Further, those who now threaten the unity of the Church could have strengthened it, but did not do so, fearing to speak so clearly, as did His Beatitude Archbishop Anastasios of Albania and His Eminence Metropolitan Kallistos (Ware), Met. Seraphim believes.
Anything that does not serve for the unity of the Church “is from the evil one,” Met. Seraphim states forcefully.
The Alexandrian hierarch then draws an interesting parallel between the council of Crete in 2016 and the current crisis. While Constantinople largely blames the Russian Church for the non-participation of four Local Churches in the council, Met. Seraphim says responsibility first lies with the Jerusalem and Antiochian Patriarchates (which are out of communion with one another), but also with the Patriarch of Constantinople and the other primates for not doing enough to convince those absent Churches to participate.

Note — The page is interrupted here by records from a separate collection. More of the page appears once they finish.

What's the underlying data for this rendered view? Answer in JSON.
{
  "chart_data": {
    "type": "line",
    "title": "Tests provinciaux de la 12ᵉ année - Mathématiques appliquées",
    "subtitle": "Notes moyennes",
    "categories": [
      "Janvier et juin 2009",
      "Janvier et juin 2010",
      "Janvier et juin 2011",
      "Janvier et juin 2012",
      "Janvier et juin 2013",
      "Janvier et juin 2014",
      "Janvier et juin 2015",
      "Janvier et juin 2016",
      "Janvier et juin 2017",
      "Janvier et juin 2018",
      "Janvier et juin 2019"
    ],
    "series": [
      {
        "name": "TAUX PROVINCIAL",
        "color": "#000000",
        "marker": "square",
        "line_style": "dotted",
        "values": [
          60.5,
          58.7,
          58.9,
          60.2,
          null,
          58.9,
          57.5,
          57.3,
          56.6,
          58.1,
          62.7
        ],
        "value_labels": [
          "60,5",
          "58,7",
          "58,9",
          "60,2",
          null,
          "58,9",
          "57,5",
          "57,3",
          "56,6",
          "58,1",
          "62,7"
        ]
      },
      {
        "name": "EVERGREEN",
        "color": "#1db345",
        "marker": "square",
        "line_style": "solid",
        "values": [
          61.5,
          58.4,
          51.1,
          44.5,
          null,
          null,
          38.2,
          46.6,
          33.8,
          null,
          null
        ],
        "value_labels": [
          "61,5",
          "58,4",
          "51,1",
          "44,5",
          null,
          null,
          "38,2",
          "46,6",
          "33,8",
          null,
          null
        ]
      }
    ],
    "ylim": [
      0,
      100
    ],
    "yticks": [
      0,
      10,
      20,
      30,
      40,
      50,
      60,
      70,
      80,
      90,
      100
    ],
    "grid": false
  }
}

Likewise, in the present case, history will consider the Patriarchates of Constantinople and Russia to be responsible for threatening Church unity, but “especially the Protos [Patriarch of Constantinople—O.C.] and his Holy Brothers the Primates who failed to persuade the First among them that there should be a prior understanding between the Phanar and Moscow on the issue of Ukraine,” which would then allow a conciliar solution to be found with the involvement of all the Churches.
“Anything else is from the evil one and our departure from the canonical functioning of the Conciliar Institution of the Church. We must start again from where we left off, at the meeting in Geneva in 2016 where all the Local Orthodox Churches participated with unity and love,” Met. Seraphim writes.
Voices from throughout the Church have repeatedly called on Constantinople to work together with the Russian Church and the other Local Churches, both before and after the “unification council” in December and the granting of autocephaly to the schismatics in January, but Constantinople has repeatedly refused to do so, insisting that it can act wholly unilaterally.
The Alexandrian hierarch further notes that the majority of the Local Churches have proposed the convening of a Synaxis of the primates, which should be preceded by reconciliation between Constantinople and Moscow, as Abp. Anastasios of Albania earlier wrote.
He ends by noting the possible mediatory role of the Patriarch of Alexandria as “Judge of the Oecumene” in bringing the Patriarchs of Moscow and Constantinople together, “so that they may offer us a solution that will then be ratified by the synaxis of the Primates that will be called by the Protos.”
During his visit to Ukraine in September and October, Pat. Theodoros pledged to speak to the primates of all the Local Orthodox Churches to tell them the truth about what he has seen and experienced firsthand in Ukraine, and his desire to serve as mediator between the Patriarchs of Moscow and Constantinople has been spoken of earlier as well.